1. The role of protein kinase C (PKC) in B-naphthoflavone (BNF) induction of CYP1A1 in rainbow trout hepatocytes was investigated. 2. Primary cultures of rainbow trout hepatocytes treated with BNF for 24 hr showed an increase in microsomal 7-ethyoxyresorufin-O-deethylase (EROD) activity compared to cells treated with vehicle (DMSO) only. 3. Increases in EROD activities were proportional to increased concentrations of BNF from 1 to 10 nM reaching a plateau at higher concentrations (20-100 nM) of BNF. 4. Western blot analysis using specific antibody (LM4b) against CYP1A1 showed that changes in microsomal CYP1A1 protein paralleled that of EROD activity. 5. The induction of EROD activity by BNF required both protein and RNA synthesis since the process was blocked by both cycloheximide and actinomycin D. 6. Pretreatment of hepatocytes with 12-O-tetradecanoyl-phorbol-13-acetate (TPA) led to a dose dependent suppression of BNF-induced EROD activity and CYP1A1 content.

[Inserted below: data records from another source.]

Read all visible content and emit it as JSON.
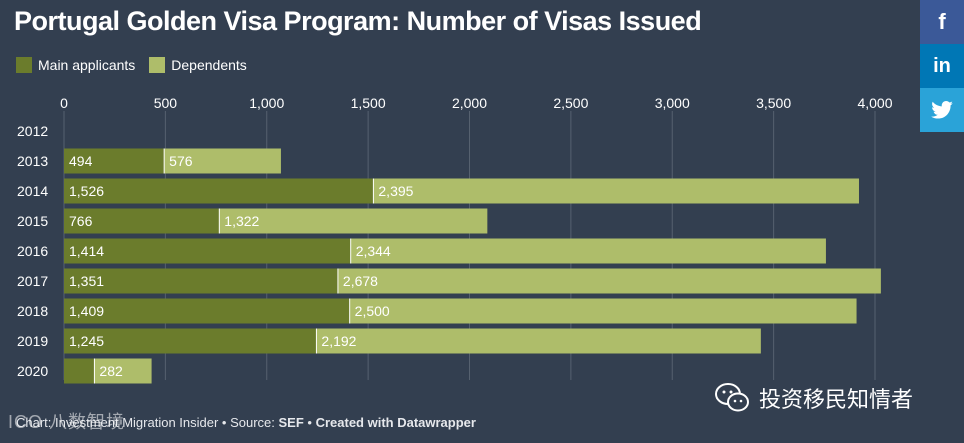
{
  "colors": {
    "background": "#333f50",
    "main": "#6b7c2c",
    "dependents": "#aebd6a",
    "grid": "#56616f",
    "text": "#ffffff"
  },
  "share": {
    "facebook": "f",
    "linkedin": "in",
    "twitter": "twitter"
  },
  "footer": {
    "prefix": "Chart: Investment Migration Insider • Source: ",
    "source": "SEF",
    "sep": " • ",
    "credit": "Created with Datawrapper"
  },
  "watermark": {
    "ocr_text": "ICO 八数智境",
    "wechat_text": "投资移民知情者"
  },
  "chart_data": {
    "type": "bar",
    "orientation": "horizontal",
    "stacked": true,
    "title": "Portugal Golden Visa Program: Number of Visas Issued",
    "xlabel": "",
    "ylabel": "",
    "xlim": [
      0,
      4000
    ],
    "ticks": [
      0,
      500,
      1000,
      1500,
      2000,
      2500,
      3000,
      3500,
      4000
    ],
    "tick_labels": [
      "0",
      "500",
      "1,000",
      "1,500",
      "2,000",
      "2,500",
      "3,000",
      "3,500",
      "4,000"
    ],
    "legend_position": "top-left",
    "grid": true,
    "categories": [
      "2012",
      "2013",
      "2014",
      "2015",
      "2016",
      "2017",
      "2018",
      "2019",
      "2020"
    ],
    "series": [
      {
        "name": "Main applicants",
        "values": [
          0,
          494,
          1526,
          766,
          1414,
          1351,
          1409,
          1245,
          150
        ],
        "labels": [
          "",
          "494",
          "1,526",
          "766",
          "1,414",
          "1,351",
          "1,409",
          "1,245",
          ""
        ]
      },
      {
        "name": "Dependents",
        "values": [
          0,
          576,
          2395,
          1322,
          2344,
          2678,
          2500,
          2192,
          282
        ],
        "labels": [
          "",
          "576",
          "2,395",
          "1,322",
          "2,344",
          "2,678",
          "2,500",
          "2,192",
          "282"
        ]
      }
    ]
  }
}
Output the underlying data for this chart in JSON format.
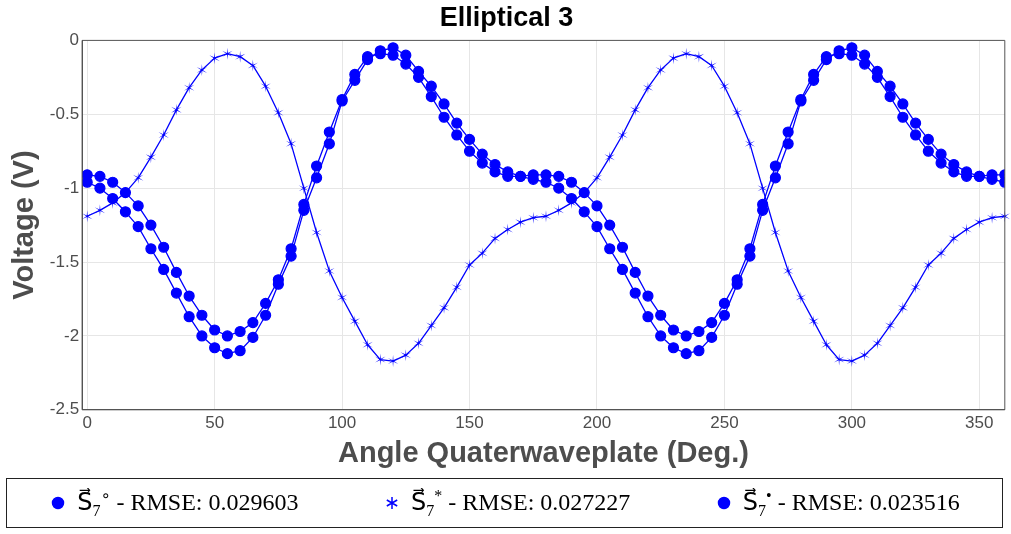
{
  "chart_data": {
    "type": "line",
    "title": "Elliptical 3",
    "xlabel": "Angle Quaterwaveplate (Deg.)",
    "ylabel": "Voltage (V)",
    "x": [
      0,
      5,
      10,
      15,
      20,
      25,
      30,
      35,
      40,
      45,
      50,
      55,
      60,
      65,
      70,
      75,
      80,
      85,
      90,
      95,
      100,
      105,
      110,
      115,
      120,
      125,
      130,
      135,
      140,
      145,
      150,
      155,
      160,
      165,
      170,
      175,
      180,
      185,
      190,
      195,
      200,
      205,
      210,
      215,
      220,
      225,
      230,
      235,
      240,
      245,
      250,
      255,
      260,
      265,
      270,
      275,
      280,
      285,
      290,
      295,
      300,
      305,
      310,
      315,
      320,
      325,
      330,
      335,
      340,
      345,
      350,
      355,
      360
    ],
    "xlim": [
      -2,
      360
    ],
    "xticks": [
      0,
      50,
      100,
      150,
      200,
      250,
      300,
      350
    ],
    "ylim": [
      -2.5,
      0
    ],
    "yticks": [
      -2.5,
      -2,
      -1.5,
      -1,
      -0.5,
      0
    ],
    "grid": true,
    "legend": "bottom",
    "line_style": "solid",
    "series": [
      {
        "name": "S⃗$_{7}$$^{∘}$ - RMSE: 0.029603",
        "color": "#0000ff",
        "marker": "circle",
        "values": [
          -0.91,
          -0.92,
          -0.96,
          -1.03,
          -1.12,
          -1.25,
          -1.4,
          -1.57,
          -1.73,
          -1.86,
          -1.96,
          -2.0,
          -1.97,
          -1.91,
          -1.78,
          -1.62,
          -1.41,
          -1.11,
          -0.85,
          -0.62,
          -0.4,
          -0.23,
          -0.11,
          -0.09,
          -0.1,
          -0.16,
          -0.25,
          -0.38,
          -0.52,
          -0.64,
          -0.75,
          -0.83,
          -0.89,
          -0.92,
          -0.92,
          -0.91,
          -0.91,
          -0.92,
          -0.96,
          -1.03,
          -1.12,
          -1.25,
          -1.4,
          -1.57,
          -1.73,
          -1.86,
          -1.96,
          -2.0,
          -1.97,
          -1.91,
          -1.78,
          -1.62,
          -1.41,
          -1.11,
          -0.85,
          -0.62,
          -0.4,
          -0.23,
          -0.11,
          -0.09,
          -0.1,
          -0.16,
          -0.25,
          -0.38,
          -0.52,
          -0.64,
          -0.75,
          -0.83,
          -0.89,
          -0.92,
          -0.92,
          -0.91,
          -0.91
        ]
      },
      {
        "name": "S⃗$_{7}$$^{*}$ - RMSE: 0.027227",
        "color": "#0000ff",
        "marker": "cross",
        "values": [
          -1.19,
          -1.15,
          -1.1,
          -1.03,
          -0.93,
          -0.79,
          -0.64,
          -0.47,
          -0.32,
          -0.2,
          -0.12,
          -0.09,
          -0.11,
          -0.17,
          -0.31,
          -0.49,
          -0.7,
          -1.0,
          -1.3,
          -1.56,
          -1.74,
          -1.9,
          -2.06,
          -2.16,
          -2.17,
          -2.13,
          -2.05,
          -1.93,
          -1.81,
          -1.67,
          -1.52,
          -1.44,
          -1.34,
          -1.28,
          -1.23,
          -1.2,
          -1.19,
          -1.15,
          -1.1,
          -1.03,
          -0.93,
          -0.79,
          -0.64,
          -0.47,
          -0.32,
          -0.2,
          -0.12,
          -0.09,
          -0.11,
          -0.17,
          -0.31,
          -0.49,
          -0.7,
          -1.0,
          -1.3,
          -1.56,
          -1.74,
          -1.9,
          -2.06,
          -2.16,
          -2.17,
          -2.13,
          -2.05,
          -1.93,
          -1.81,
          -1.67,
          -1.52,
          -1.44,
          -1.34,
          -1.28,
          -1.23,
          -1.2,
          -1.19
        ]
      },
      {
        "name": "S⃗$_{7}$$^{•}$ - RMSE: 0.023516",
        "color": "#0000ff",
        "marker": "circle",
        "values": [
          -0.96,
          -1.0,
          -1.07,
          -1.16,
          -1.26,
          -1.41,
          -1.55,
          -1.71,
          -1.87,
          -2.0,
          -2.08,
          -2.12,
          -2.1,
          -2.01,
          -1.86,
          -1.65,
          -1.46,
          -1.15,
          -0.93,
          -0.7,
          -0.41,
          -0.27,
          -0.13,
          -0.07,
          -0.05,
          -0.1,
          -0.21,
          -0.31,
          -0.43,
          -0.56,
          -0.67,
          -0.77,
          -0.84,
          -0.89,
          -0.92,
          -0.94,
          -0.96,
          -1.0,
          -1.07,
          -1.16,
          -1.26,
          -1.41,
          -1.55,
          -1.71,
          -1.87,
          -2.0,
          -2.08,
          -2.12,
          -2.1,
          -2.01,
          -1.86,
          -1.65,
          -1.46,
          -1.15,
          -0.93,
          -0.7,
          -0.41,
          -0.27,
          -0.13,
          -0.07,
          -0.05,
          -0.1,
          -0.21,
          -0.31,
          -0.43,
          -0.56,
          -0.67,
          -0.77,
          -0.84,
          -0.89,
          -0.92,
          -0.94,
          -0.96
        ]
      }
    ]
  }
}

TPA alone had no effect on hepatic EROD activity and CYP1A1 protein level. 7. Pretreatment with sn-1,2 didecanoylglycerol, a PKC activator, had no effect on BNF-induced EROD activity in these cells. 8. Pretreatment of cells with staurosporine, a PKC inhibitor, effectively blocked BNF-induced EROD activity. 9. PKC may play a role in the induction of CYP1A1 gene expression in fish liver by BNF.